A NEHTA spokesperson said the delay will affect the Wave 1 and Wave 2 eHealth sites except for the Medibank Private consumer health portal project, the Fred IT-led MedView medicines repository project and another eHealth project that is not part of Wave 1 or 2, the Joint e-Health Data and Information System (JeHDI) project.
In a statement, NEHTA said that after “a detailed internal review and analysis”, it was pausing implementation of primary care desktop software development around its specifications for the eHealth pilot sites.
“The pilot sites were funded to implement regional eHealth capability and are not part of the national infrastructure for the PCEHR system,” the statement read.
“This pause will impact work currently being undertaken by the primary care eHealth network sites (Metro North Brisbane Medicare Local, Inner East Melbourne Medicare Local, Hunter Urban Medicare Local and Accoras (Brisbane South).
“Greater Western Sydney, St Vincent's, Calvary, Cradle Coast, NT and Mater will be impacted on the primary care elements of their projects.”
NEHTA said it was acting after internal checks detected issues in the latest release of its specifications in November 2011.
“None of the software has ever gone live,” the spokesperson said. “This is about quality control to ensure absolute confidence in the software being used in the eHealth pilot sites.
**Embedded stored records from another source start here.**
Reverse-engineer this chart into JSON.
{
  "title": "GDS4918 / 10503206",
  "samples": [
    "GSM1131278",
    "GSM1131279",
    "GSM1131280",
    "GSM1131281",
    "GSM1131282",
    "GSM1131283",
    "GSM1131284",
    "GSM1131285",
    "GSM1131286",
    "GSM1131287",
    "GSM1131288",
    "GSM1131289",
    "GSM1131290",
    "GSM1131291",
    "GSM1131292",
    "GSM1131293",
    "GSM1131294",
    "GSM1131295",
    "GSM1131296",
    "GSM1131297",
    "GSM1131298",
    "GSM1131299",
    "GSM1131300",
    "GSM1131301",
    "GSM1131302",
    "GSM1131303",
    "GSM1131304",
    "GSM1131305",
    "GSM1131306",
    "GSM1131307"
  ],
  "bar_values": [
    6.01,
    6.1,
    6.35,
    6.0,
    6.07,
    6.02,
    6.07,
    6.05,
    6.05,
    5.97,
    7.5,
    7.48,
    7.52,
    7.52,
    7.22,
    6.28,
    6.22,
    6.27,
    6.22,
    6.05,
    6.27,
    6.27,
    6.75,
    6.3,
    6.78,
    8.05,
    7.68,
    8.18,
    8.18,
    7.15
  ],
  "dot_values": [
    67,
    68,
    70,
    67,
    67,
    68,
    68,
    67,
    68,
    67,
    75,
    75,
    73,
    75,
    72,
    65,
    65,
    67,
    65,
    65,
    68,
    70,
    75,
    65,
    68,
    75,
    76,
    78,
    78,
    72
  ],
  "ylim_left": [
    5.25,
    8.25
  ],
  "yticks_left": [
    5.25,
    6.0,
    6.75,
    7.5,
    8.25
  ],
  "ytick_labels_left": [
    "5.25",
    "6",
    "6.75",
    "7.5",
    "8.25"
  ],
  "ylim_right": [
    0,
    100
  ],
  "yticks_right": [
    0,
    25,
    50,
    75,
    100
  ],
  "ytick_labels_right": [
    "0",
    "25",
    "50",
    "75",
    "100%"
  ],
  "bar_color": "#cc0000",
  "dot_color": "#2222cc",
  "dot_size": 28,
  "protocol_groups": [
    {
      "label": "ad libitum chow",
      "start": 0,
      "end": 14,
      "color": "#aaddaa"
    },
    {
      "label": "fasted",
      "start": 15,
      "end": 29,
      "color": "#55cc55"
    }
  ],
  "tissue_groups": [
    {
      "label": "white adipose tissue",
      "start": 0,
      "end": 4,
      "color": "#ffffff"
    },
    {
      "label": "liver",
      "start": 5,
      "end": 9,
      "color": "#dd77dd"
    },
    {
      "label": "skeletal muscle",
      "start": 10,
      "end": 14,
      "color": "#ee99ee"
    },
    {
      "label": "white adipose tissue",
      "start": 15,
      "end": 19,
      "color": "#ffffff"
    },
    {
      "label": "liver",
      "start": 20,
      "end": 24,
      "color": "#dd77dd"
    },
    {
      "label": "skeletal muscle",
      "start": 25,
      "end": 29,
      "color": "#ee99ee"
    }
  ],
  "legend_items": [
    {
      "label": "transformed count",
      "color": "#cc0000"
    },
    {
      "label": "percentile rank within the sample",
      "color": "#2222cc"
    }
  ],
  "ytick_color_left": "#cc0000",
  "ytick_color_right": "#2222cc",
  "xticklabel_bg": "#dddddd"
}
“One of the reasons for having these sites was to test software and ‘iron out the bugs’ prior to the national infrastructure go live.
“Our specifications are subject to rigorous assessment processes. These processes highlighted some technical incompatibilities across versions. We have identified problems with the specifications and have made the decision in order to avoid any risks.”
NEHTA said it would continue to work with the eHealth pilot sites and the primary care software vendors to “recalibrate their activity” within the eHealth program.
“In large projects of this scale it is not unusual for problems of this type to arise,” the spokesperson said. “We are working to manage this situation to ensure the program is delivered.”